Please, if you have comments on Piketty’s use of the ad hominem in the above, save them. That’s not what I’m interested in. I’m interested in solving my problem.
READER COMMENTS
Grieve Chelwa
Jul 7 2014 at 2:19pm
Hi David, I also had a similar question with regards to the missing references associated with that footnote. So I wrote Piketty an email and he responded. Below is a text of the email I sent to him and his response. Hope it’s resolves your problem (I’ve also pasted this to your Facebook page):
Dear Prof Piketty
Greetings from South Africa…A quick question: Footnote 55 from Chapter 14 says: “For example, by using abstruse theoretical models designed to prove that the richest people should pay zero taxes or even receive subsidies. For a brief bibliography of such models, see the online technical appendix”.
I’ve looked at the appendix to Chapter 14 but I can’t see the listing of the bibliography that the above footnote refers to. Am I missing something?
Best regards,
Grieve
Dear Grieve, what I had in mind was the zero-capital-tax (or sometime negative-capital-tax) literature referred to in the bibliography of Piketty-Saez “A Theory of Optimal Capital Taxation” (see appendix to chapter 15; see also the references in the Piketty-Saez-Stantcheva paper referred to in appendix to chapter 14), but I agree that this should be clarified. Best, Thomas
Steve Reilly
Jul 7 2014 at 2:20pm
He might mean the bibliography at the end of this paper, as well as the discussion in the paper starting page 4. The link to the paper is on page 6 of the technical appendix. http://piketty.pse.ens.fr/files/PikettySaez2012.pdf
Of course it’s not really saying that some economists claim that the richest should receive subsidies.
David R. Henderson
Jul 7 2014 at 4:25pm
Thanks, Grieve and Steve. (I had to go for that rhyme.) That 2012 paper is indeed the right cite.
Eric Falkenstein
Jul 7 2014 at 10:52pm
He probably meant Mirrlees’ various papers from the 70s and its descendants. It’s not famous like the Laffer curve, but they are well known theoretical results.
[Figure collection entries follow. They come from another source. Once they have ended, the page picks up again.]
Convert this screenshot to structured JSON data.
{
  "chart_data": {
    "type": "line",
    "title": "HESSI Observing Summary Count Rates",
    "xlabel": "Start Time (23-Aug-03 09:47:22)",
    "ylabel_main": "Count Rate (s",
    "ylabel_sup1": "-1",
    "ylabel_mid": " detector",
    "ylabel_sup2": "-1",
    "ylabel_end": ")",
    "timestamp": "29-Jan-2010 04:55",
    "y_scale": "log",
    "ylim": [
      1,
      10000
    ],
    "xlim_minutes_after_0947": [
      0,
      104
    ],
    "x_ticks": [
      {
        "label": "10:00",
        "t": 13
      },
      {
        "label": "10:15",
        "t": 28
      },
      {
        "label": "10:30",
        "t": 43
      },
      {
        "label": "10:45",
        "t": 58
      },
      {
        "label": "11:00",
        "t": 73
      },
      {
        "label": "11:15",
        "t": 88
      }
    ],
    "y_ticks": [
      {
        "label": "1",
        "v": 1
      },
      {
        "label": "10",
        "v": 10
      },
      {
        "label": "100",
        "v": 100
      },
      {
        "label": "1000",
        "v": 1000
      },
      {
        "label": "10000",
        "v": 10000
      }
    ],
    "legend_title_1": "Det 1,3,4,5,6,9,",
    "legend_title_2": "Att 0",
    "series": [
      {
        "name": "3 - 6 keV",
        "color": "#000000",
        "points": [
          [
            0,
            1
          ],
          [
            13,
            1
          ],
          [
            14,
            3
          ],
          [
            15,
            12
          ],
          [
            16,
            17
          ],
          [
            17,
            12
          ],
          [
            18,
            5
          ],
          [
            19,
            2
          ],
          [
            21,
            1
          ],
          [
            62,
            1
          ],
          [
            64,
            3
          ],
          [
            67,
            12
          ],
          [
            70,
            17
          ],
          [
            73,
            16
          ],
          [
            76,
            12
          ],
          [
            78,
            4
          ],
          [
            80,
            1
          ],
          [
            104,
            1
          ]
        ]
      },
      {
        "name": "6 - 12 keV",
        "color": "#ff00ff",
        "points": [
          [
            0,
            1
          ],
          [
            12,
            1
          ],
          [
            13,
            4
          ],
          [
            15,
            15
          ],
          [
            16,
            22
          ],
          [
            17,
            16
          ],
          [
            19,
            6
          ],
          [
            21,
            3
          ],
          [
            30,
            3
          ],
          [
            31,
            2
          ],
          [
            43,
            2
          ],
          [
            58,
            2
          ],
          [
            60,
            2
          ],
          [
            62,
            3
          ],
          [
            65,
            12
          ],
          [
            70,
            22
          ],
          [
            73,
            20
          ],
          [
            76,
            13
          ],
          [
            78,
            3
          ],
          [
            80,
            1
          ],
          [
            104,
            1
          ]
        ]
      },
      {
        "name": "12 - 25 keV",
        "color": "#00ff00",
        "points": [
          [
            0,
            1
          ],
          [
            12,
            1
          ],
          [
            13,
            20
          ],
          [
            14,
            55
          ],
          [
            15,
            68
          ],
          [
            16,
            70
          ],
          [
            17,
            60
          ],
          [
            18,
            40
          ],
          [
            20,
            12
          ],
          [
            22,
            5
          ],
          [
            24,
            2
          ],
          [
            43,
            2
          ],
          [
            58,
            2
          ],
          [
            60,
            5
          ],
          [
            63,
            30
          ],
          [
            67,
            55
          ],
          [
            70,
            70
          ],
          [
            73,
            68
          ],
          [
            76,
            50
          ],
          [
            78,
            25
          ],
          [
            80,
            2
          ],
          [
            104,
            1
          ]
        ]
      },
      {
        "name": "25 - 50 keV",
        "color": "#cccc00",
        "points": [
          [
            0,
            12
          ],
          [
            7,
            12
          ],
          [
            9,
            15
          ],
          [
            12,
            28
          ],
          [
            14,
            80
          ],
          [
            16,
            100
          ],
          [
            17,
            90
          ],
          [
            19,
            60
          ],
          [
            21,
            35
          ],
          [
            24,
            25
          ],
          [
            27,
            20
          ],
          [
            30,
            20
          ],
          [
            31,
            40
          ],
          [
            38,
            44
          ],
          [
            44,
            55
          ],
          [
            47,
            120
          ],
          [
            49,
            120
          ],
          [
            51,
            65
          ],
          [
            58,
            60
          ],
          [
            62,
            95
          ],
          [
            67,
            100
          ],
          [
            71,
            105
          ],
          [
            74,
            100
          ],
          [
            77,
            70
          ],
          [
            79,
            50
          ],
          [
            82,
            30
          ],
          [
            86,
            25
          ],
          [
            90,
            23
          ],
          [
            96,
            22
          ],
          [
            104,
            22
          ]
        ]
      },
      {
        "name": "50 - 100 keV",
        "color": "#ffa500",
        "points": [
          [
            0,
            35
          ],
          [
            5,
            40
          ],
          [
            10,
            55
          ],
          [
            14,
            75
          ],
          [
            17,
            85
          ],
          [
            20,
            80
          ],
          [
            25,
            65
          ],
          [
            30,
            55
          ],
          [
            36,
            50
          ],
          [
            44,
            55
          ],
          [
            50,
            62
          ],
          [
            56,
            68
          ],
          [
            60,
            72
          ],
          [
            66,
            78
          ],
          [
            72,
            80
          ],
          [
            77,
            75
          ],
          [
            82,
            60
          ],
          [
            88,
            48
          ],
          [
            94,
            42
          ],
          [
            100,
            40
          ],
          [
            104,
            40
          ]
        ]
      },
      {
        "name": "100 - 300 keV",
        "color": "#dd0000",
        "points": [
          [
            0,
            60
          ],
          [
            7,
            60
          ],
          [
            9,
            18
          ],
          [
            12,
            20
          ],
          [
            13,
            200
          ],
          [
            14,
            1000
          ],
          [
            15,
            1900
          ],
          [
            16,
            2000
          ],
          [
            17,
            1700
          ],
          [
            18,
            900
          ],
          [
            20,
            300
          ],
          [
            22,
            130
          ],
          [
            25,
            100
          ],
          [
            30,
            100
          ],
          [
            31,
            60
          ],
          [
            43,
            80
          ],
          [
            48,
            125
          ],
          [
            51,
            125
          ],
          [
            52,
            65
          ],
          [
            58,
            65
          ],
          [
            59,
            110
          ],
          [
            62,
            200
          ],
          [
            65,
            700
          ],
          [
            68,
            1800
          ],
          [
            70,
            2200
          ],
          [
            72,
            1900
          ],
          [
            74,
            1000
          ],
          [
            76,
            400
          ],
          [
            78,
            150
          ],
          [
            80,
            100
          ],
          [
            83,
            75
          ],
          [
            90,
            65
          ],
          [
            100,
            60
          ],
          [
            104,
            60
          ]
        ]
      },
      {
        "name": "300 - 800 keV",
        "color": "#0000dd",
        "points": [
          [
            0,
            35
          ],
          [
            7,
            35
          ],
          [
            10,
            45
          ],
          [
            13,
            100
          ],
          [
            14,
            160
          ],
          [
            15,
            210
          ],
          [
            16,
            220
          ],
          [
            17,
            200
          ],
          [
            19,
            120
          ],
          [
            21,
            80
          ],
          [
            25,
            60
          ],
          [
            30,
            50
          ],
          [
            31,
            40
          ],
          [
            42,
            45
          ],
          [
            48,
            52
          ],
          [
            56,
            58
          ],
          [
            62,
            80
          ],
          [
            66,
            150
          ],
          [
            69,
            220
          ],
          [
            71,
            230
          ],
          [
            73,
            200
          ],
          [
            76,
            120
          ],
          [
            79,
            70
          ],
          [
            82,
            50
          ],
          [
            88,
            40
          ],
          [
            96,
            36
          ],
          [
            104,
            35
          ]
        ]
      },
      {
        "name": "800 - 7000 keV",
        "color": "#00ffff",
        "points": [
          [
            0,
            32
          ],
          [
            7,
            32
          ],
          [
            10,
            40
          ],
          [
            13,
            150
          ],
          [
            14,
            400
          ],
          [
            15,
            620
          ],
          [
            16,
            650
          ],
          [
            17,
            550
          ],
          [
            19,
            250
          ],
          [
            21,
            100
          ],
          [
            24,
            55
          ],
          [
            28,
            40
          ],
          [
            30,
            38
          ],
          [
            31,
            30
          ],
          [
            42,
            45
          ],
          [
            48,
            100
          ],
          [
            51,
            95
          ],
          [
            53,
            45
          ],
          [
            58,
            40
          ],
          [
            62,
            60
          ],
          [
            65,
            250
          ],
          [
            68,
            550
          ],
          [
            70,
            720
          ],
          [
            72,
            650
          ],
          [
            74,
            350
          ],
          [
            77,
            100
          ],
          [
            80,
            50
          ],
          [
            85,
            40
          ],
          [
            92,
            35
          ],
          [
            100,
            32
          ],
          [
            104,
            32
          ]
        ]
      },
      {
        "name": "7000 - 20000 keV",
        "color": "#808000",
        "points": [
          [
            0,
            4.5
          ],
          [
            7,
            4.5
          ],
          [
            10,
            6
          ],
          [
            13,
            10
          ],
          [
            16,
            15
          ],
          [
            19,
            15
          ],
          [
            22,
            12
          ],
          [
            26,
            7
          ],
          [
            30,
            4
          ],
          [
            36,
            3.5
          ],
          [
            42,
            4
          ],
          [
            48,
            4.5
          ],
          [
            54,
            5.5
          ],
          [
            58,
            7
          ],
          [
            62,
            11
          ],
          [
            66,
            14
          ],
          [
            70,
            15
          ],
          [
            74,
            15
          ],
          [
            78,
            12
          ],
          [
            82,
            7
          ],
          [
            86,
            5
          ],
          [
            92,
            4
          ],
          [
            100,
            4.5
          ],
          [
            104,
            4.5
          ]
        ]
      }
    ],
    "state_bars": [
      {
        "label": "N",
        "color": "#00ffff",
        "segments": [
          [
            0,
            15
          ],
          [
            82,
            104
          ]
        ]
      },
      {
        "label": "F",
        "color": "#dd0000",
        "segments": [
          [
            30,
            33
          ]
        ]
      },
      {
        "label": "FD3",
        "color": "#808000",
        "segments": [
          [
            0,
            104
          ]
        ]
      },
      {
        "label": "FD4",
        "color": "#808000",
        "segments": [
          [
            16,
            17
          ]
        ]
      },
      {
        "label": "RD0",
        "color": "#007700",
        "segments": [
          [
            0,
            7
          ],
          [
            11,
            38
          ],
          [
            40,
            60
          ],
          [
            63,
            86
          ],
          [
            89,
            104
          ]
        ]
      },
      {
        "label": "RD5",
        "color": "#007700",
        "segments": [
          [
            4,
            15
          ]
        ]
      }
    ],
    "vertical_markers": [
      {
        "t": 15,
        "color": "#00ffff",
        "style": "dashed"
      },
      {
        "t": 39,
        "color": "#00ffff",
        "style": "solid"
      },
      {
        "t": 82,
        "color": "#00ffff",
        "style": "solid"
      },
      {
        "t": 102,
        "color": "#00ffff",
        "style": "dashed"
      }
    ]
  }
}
Diamond, Peter A., and James A. Mirrlees. “Optimal taxation and public production I: Production efficiency.” The American Economic Review (1971): 8-27.
Kocherlakota, Narayana R. “Zero expected wealth taxes: A Mirrlees approach to dynamic optimal taxation.” Econometrica 73.5 (2005): 1587-1621.
Steve Ambler
Jul 8 2014 at 8:50am
Given that Piketty thinks of the rich as deriving most or all of their income from capital, I believe he’s thinking of the rather large literature on optimal capital taxation in dynamic models with agents that have infinite horizons. You’re right in referring to work by Judd. The locus classicus would be Chamley (IER 1985). See also Chamley (Econometrica 1986), Judd (JPubE 1985), Judd (JPE 1987), Zhu (JET 1992) and many others. See Atkeson, Chari and Kehoe (Minneapolis Fed Quarterly Review 1999) for a paper that takes the policy implications very seriously.